Hano Kritho bir kadın figürü, bir kadın maketidir. Bu kadın maketi köydeki kızlar tarafından hazırlanır. Hazırlanan bu maketle birlikte köyün gençleri hep birlikte köy evlerini teker teker ziyaret ederler. Grup halinde evleri gezen gençler, ev sahipleri tarafından bereketi temsil eden yağmura izafeten üstlerine su serpilerek karşılanırlar. Gençler bu evlerden bulgur, kavurma ve yumurta toplarlar. Toplanan bu erzak köyün kilisesinde bir araya getirilir. Bütün köy sakinlerinin kilise avlusuna gelmesiyle birlikte, toplanan erzaktan geleneksel yemek hazırlanır. Bu yemek kavurmalı ve yumurtalı bulgurdur. Yemekler yenir, oyunlar oynanır. Bir tabak yumurtalı ve kavurmalı bulgurda Hano Kritho için ayrılır ve taşların arasına saklanır. Daha sonra gençler bu tabağı bulmaya çalışırlar. Ve tabağı bulan genç, bu tabaktaki yemeği de yer. Bunun akabinde gençler maket olarak hazırlanan Hano Kritho’yu parçalarlar. Bu gelenek, hazırlanan yemeklerin bir kısmının muhtaçlara dağıtılması ile son bulur.

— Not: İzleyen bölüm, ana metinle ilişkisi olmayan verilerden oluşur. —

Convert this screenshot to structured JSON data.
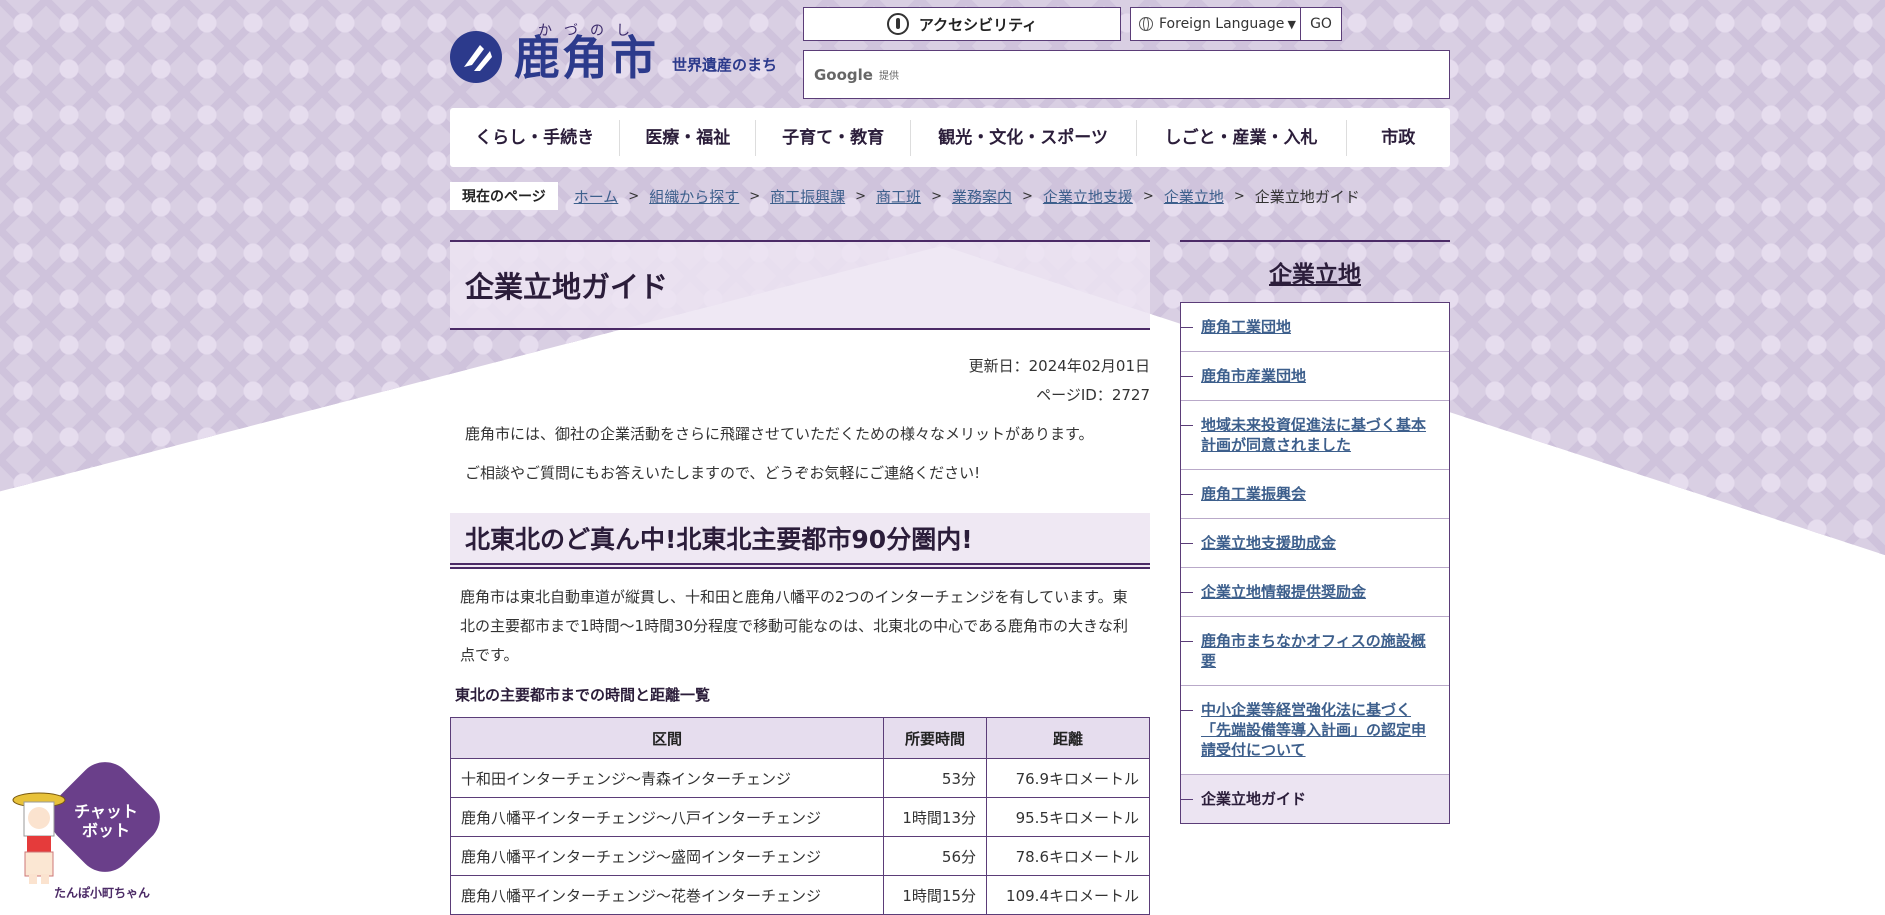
{
  "header": {
    "logo_ruby": "かづのし",
    "logo_name": "鹿角市",
    "logo_sub": "世界遺産のまち",
    "accessibility_label": "アクセシビリティ",
    "language_label": "Foreign Language",
    "go_label": "GO",
    "search_brand": "Google",
    "search_provided": "提供"
  },
  "nav": {
    "items": [
      "くらし・手続き",
      "医療・福祉",
      "子育て・教育",
      "観光・文化・スポーツ",
      "しごと・産業・入札",
      "市政"
    ]
  },
  "breadcrumb": {
    "current_label": "現在のページ",
    "items": [
      "ホーム",
      "組織から探す",
      "商工振興課",
      "商工班",
      "業務案内",
      "企業立地支援",
      "企業立地"
    ],
    "last": "企業立地ガイド"
  },
  "main": {
    "title": "企業立地ガイド",
    "updated": "更新日：2024年02月01日",
    "page_id": "ページID：2727",
    "intro1": "鹿角市には、御社の企業活動をさらに飛躍させていただくための様々なメリットがあります。",
    "intro2": "ご相談やご質問にもお答えいたしますので、どうぞお気軽にご連絡ください!",
    "section_title": "北東北のど真ん中!北東北主要都市90分圏内!",
    "section_text": " 鹿角市は東北自動車道が縦貫し、十和田と鹿角八幡平の2つのインターチェンジを有しています。東北の主要都市まで1時間～1時間30分程度で移動可能なのは、北東北の中心である鹿角市の大きな利点です。",
    "table_caption": "東北の主要都市までの時間と距離一覧",
    "table": {
      "headers": [
        "区間",
        "所要時間",
        "距離"
      ],
      "rows": [
        [
          "十和田インターチェンジ～青森インターチェンジ",
          "53分",
          "76.9キロメートル"
        ],
        [
          "鹿角八幡平インターチェンジ～八戸インターチェンジ",
          "1時間13分",
          "95.5キロメートル"
        ],
        [
          "鹿角八幡平インターチェンジ～盛岡インターチェンジ",
          "56分",
          "78.6キロメートル"
        ],
        [
          "鹿角八幡平インターチェンジ～花巻インターチェンジ",
          "1時間15分",
          "109.4キロメートル"
        ]
      ]
    }
  },
  "sidebar": {
    "title": "企業立地",
    "items": [
      "鹿角工業団地",
      "鹿角市産業団地",
      "地域未来投資促進法に基づく基本計画が同意されました",
      "鹿角工業振興会",
      "企業立地支援助成金",
      "企業立地情報提供奨励金",
      "鹿角市まちなかオフィスの施設概要",
      "中小企業等経営強化法に基づく「先端設備等導入計画」の認定申請受付について"
    ],
    "current": "企業立地ガイド"
  },
  "chatbot": {
    "label_line1": "チャット",
    "label_line2": "ボット",
    "caption": "たんぽ小町ちゃん"
  },
  "colors": {
    "accent": "#4b2a66",
    "link": "#3d5f8c",
    "logo": "#2c3a8c",
    "chat": "#6a3f8a"
  }
}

Hano Kritho yukarıda belirtildiği gibi foklorik özellikli bir eğlence ve şölendir. Peki bu şölen nereden çıkmıştır? Dilerseniz şimdi de Hano Kritho için ortaya atılan, daha doğrusu ortaya çıkmasına sebep olarak gösterilen hikayeden bahsedelim.
Bundan çok uzun zaman önce, kralın biri savaş kazanır. Savaşı kazanmanın verdiği mutluluk içerisinde etrafındakilere şu sözü verir; “Ülkeme döndüğümde karşıma çıkan ilk insanı bu zafer adına kurban edeceğim”. Kral verdiği sözün endişesi içerisinde yola koyulur. Kralın endişesi boşa çıkmaz çünkü karşısına ilk çıkan, onu kutlamaya gelen öz kızı olur. Kral söz verdiği için, çok sevdiği kızını kurban etmeye kendini mecbur hisseder. Asker ve yakın arkadaşları onu sözünden vazgeçirmeye çalışırlar. Fakar kral sözünden dönmesinin mümkün olmadığını belirtir. Kararı duyan kralın kızı babasından üç günlük bir süre ister. Kral kızının bu isteğini geri çevirmez. Kralın kızı aldığı bu izinle birlikte, tüm arkadaşlarını ve yakınlarını yanına çağırır. Ve bir eğlence düzenlenmesini ister. Gerekenler yapılır; yemekler yenir, oyunlar oynanır. Kralın kızı bu kutlamaların sonunda arkadaşlarından bir istekte bulunur. Bu eğlencenin yılda bir kez tekrarlanmasını ister. Üç gün sonra babasına gider. Kralda verdiği sözü yerine getirir ve kızını kurban eder. Burada bahsedilen kralın Gulyadlı Naftah olduğu söylenmektedir.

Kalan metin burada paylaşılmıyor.